For traders, it is important to choose the right broker to help them gain profit from the market. One of the factors that need to be considered in choosing a broker is the volatility index. But you do not have to worry because at http://www.vixbrokers.com/ you could choose the best brokers with the volatility 75 index. Volatility index 75 and 100 are synthetic index created by the Chicago Board Options Exchange (CBOE). The synthetic market is a simulation market created by computer algorithms so that it behaves like the real market. Usually used for options and binary products. CBOE has many types of indexes, starting from commodity-based, stocks, ETFs, and so on. The volatility index 75, usually abbreviated as VIX, is one of the most closely watched stock indices on the S&P 500. The VIX is ideal for traders looking to profit from volatile markets or to hedge in the short term.
Forex traders have traditionally selected currency pairs for their investments based on classical risk or return analysis.

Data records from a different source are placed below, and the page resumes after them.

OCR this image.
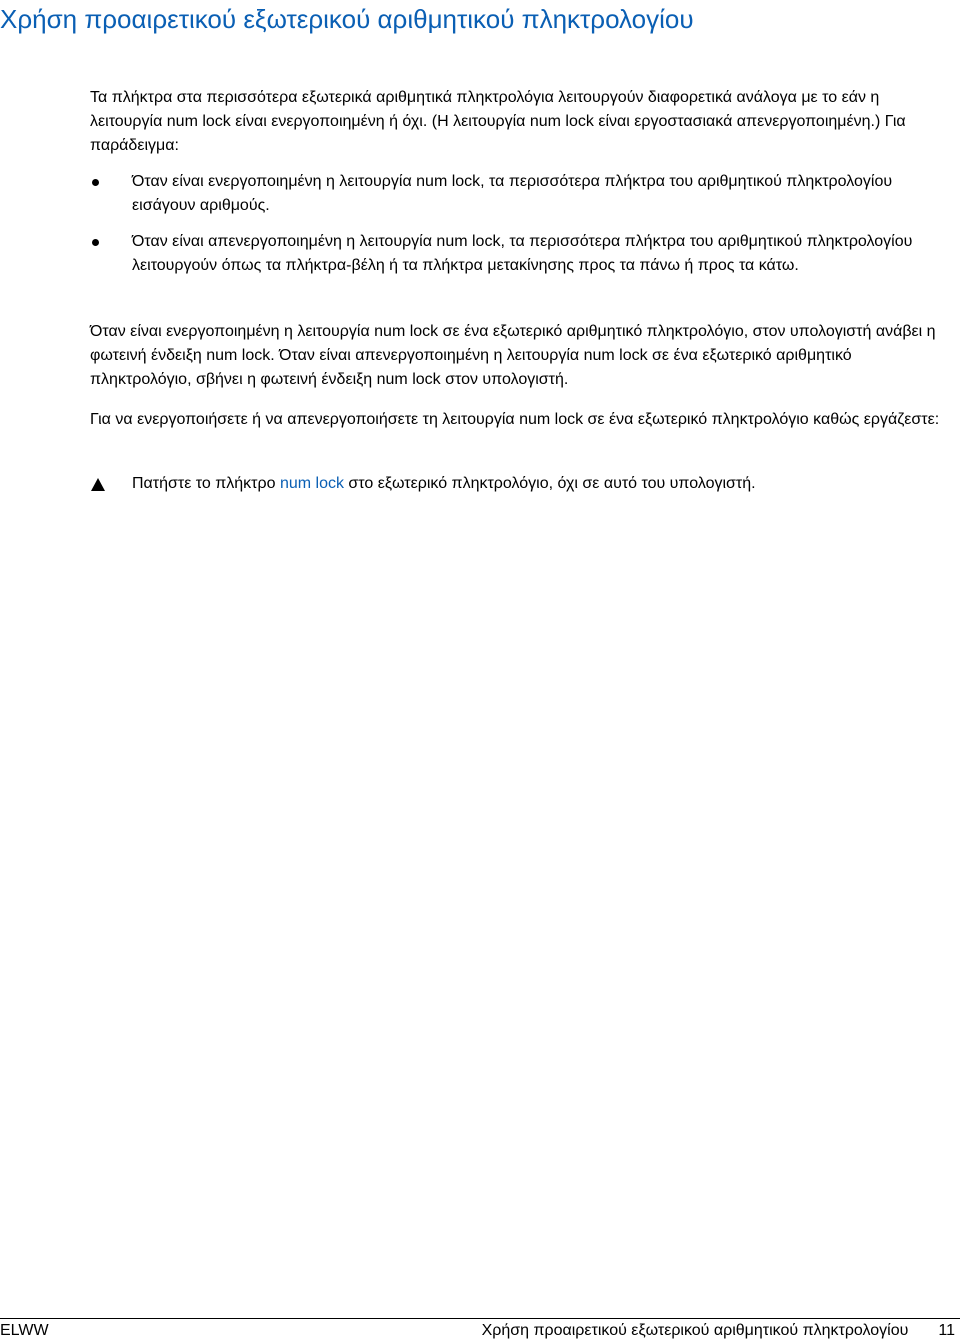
Χρήση προαιρετικού εξωτερικού αριθμητικού πληκτρολογίου

Τα πλήκτρα στα περισσότερα εξωτερικά αριθμητικά πληκτρολόγια λειτουργούν διαφορετικά ανάλογα με το εάν η λειτουργία num lock είναι ενεργοποιημένη ή όχι. (Η λειτουργία num lock είναι εργοστασιακά απενεργοποιημένη.) Για παράδειγμα:

Όταν είναι ενεργοποιημένη η λειτουργία num lock, τα περισσότερα πλήκτρα του αριθμητικού πληκτρολογίου εισάγουν αριθμούς.
Όταν είναι απενεργοποιημένη η λειτουργία num lock, τα περισσότερα πλήκτρα του αριθμητικού πληκτρολογίου λειτουργούν όπως τα πλήκτρα-βέλη ή τα πλήκτρα μετακίνησης προς τα πάνω ή προς τα κάτω.

Όταν είναι ενεργοποιημένη η λειτουργία num lock σε ένα εξωτερικό αριθμητικό πληκτρολόγιο, στον υπολογιστή ανάβει η φωτεινή ένδειξη num lock. Όταν είναι απενεργοποιημένη η λειτουργία num lock σε ένα εξωτερικό αριθμητικό πληκτρολόγιο, σβήνει η φωτεινή ένδειξη num lock στον υπολογιστή.

Για να ενεργοποιήσετε ή να απενεργοποιήσετε τη λειτουργία num lock σε ένα εξωτερικό πληκτρολόγιο καθώς εργάζεστε:

Πατήστε το πλήκτρο num lock στο εξωτερικό πληκτρολόγιο, όχι σε αυτό του υπολογιστή.
ELWW	Χρήση προαιρετικού εξωτερικού αριθμητικού πληκτρολογίου 11
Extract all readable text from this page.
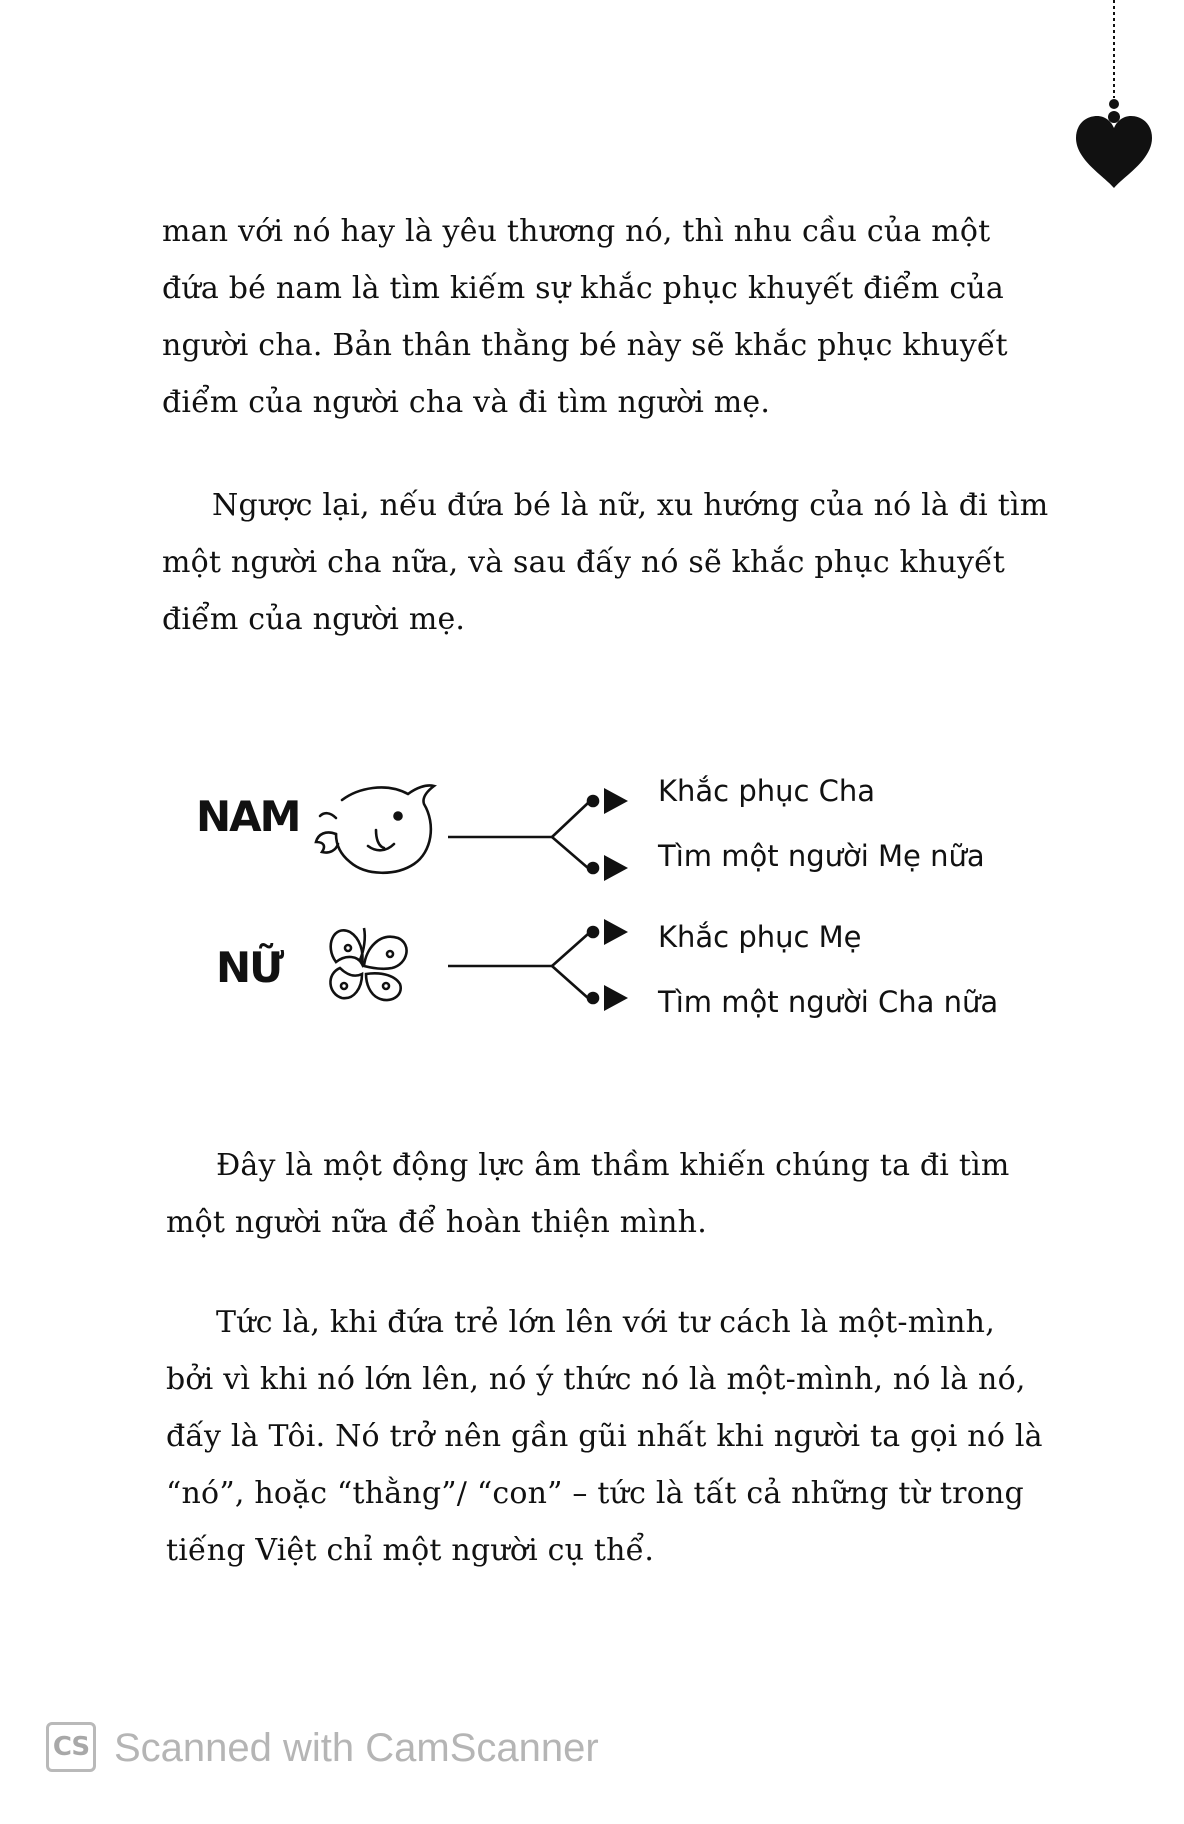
man với nó hay là yêu thương nó, thì nhu cầu của một
đứa bé nam là tìm kiếm sự khắc phục khuyết điểm của
người cha. Bản thân thằng bé này sẽ khắc phục khuyết
điểm của người cha và đi tìm người mẹ.
Ngược lại, nếu đứa bé là nữ, xu hướng của nó là đi tìm
một người cha nữa, và sau đấy nó sẽ khắc phục khuyết
điểm của người mẹ.
NAM
NỮ
Khắc phục Cha
Tìm một người Mẹ nữa
Khắc phục Mẹ
Tìm một người Cha nữa
Đây là một động lực âm thầm khiến chúng ta đi tìm
một người nữa để hoàn thiện mình.
Tức là, khi đứa trẻ lớn lên với tư cách là một-mình,
bởi vì khi nó lớn lên, nó ý thức nó là một-mình, nó là nó,
đấy là Tôi. Nó trở nên gần gũi nhất khi người ta gọi nó là
“nó”, hoặc “thằng”/ “con” – tức là tất cả những từ trong
tiếng Việt chỉ một người cụ thể.
CS Scanned with CamScanner
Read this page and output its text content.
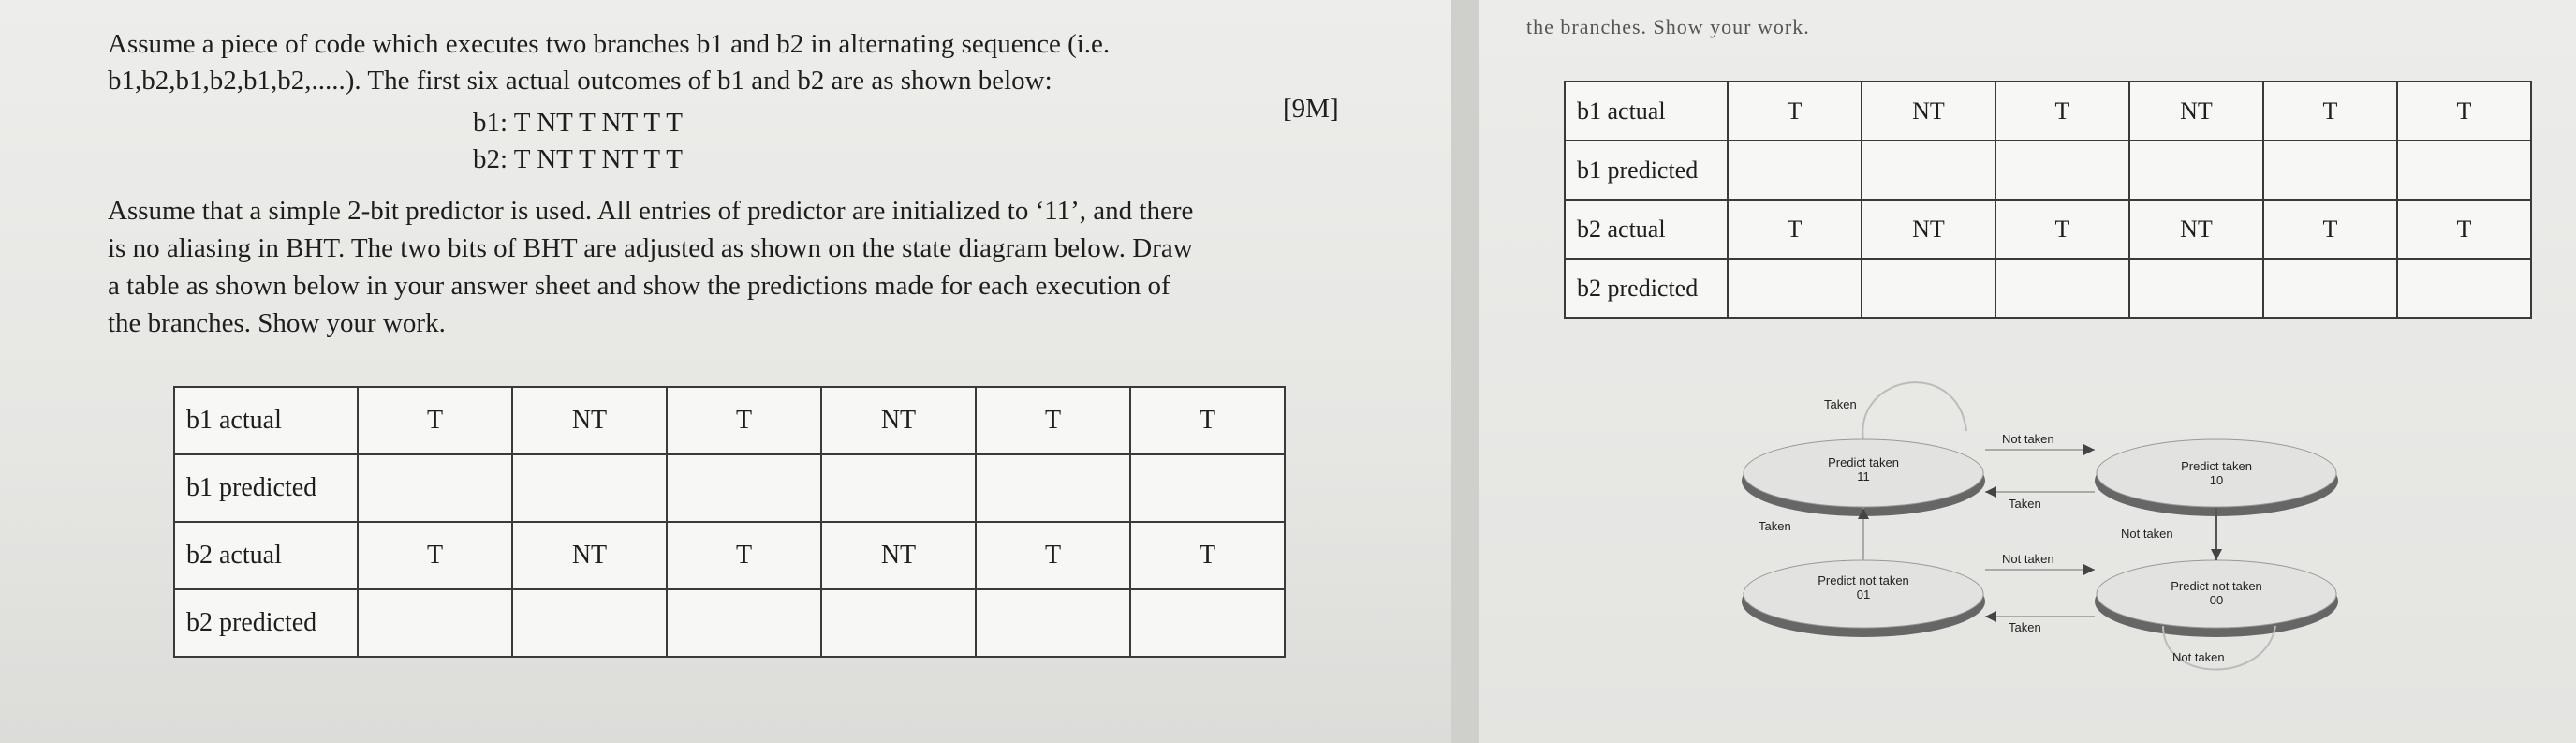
Assume a piece of code which executes two branches b1 and b2 in alternating sequence (i.e.
b1,b2,b1,b2,b1,b2,.....). The first six actual outcomes of b1 and b2 are as shown below:
[9M]
b1: T NT T NT T T
b2: T NT T NT T T
Assume that a simple 2-bit predictor is used. All entries of predictor are initialized to ‘11’, and there
is no aliasing in BHT. The two bits of BHT are adjusted as shown on the state diagram below. Draw
a table as shown below in your answer sheet and show the predictions made for each execution of
the branches. Show your work.
b1 actual	T	NT	T	NT	T	T
b1 predicted						
b2 actual	T	NT	T	NT	T	T
b2 predicted						
the branches. Show your work.
b1 actual	T	NT	T	NT	T	T
b1 predicted						
b2 actual	T	NT	T	NT	T	T
b2 predicted						
Taken
Predict taken
11
Predict taken
10
Predict not taken
01
Predict not taken
00
Not taken
Taken
Taken
Not taken
Not taken
Taken
Not taken
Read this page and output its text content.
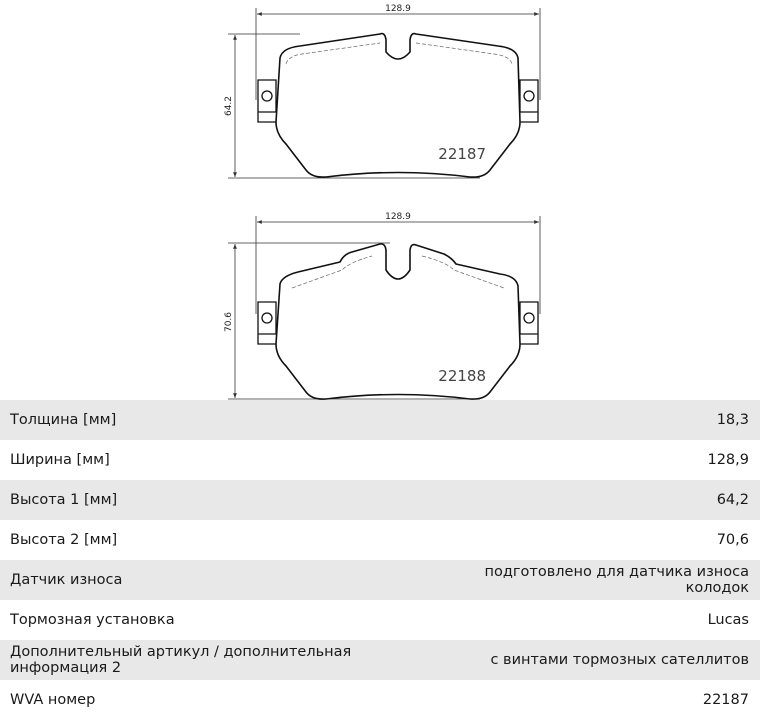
128.9
64.2
22187
128.9
70.6
22188
Толщина [мм]	18,3
Ширина [мм]	128,9
Высота 1 [мм]	64,2
Высота 2 [мм]	70,6
Датчик износа	подготовлено для датчика износа колодок
Тормозная установка	Lucas
Дополнительный артикул / дополнительная информация 2	с винтами тормозных сателлитов
WVA номер	22187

Besides, returns and risks are assessed in individual moments or, in the best case, for a specific time series. Actual quotes change constantly at different rates: sometimes fast, sometimes slow. Ultimately it provides the possibility to estimate not only the potential return on investment but also the risk exposure with the help of VIX 75 brokers. Particular emphasis on volatility analysis should be made for the futures and options markets. The volatility value is very important for the valuation of calls and put options. It can be said that if spot market traders are more concerned with returns then in the futures market they think more about volatility and risk.
When traders say the market is very volatile it means that the currency quote changes drastically during the trading session. High market volatility is a higher risk for investors but generates more opportunities with high returns. It is better to start and test one’s VIX 75 brokers trading strategy on a quiet market when the weekly spot rate fluctuation does not exceed 2-3% of the previous week’s closing price. Experienced investors may want to take advantage of volatile market opportunities to immediate volatility arbitrage.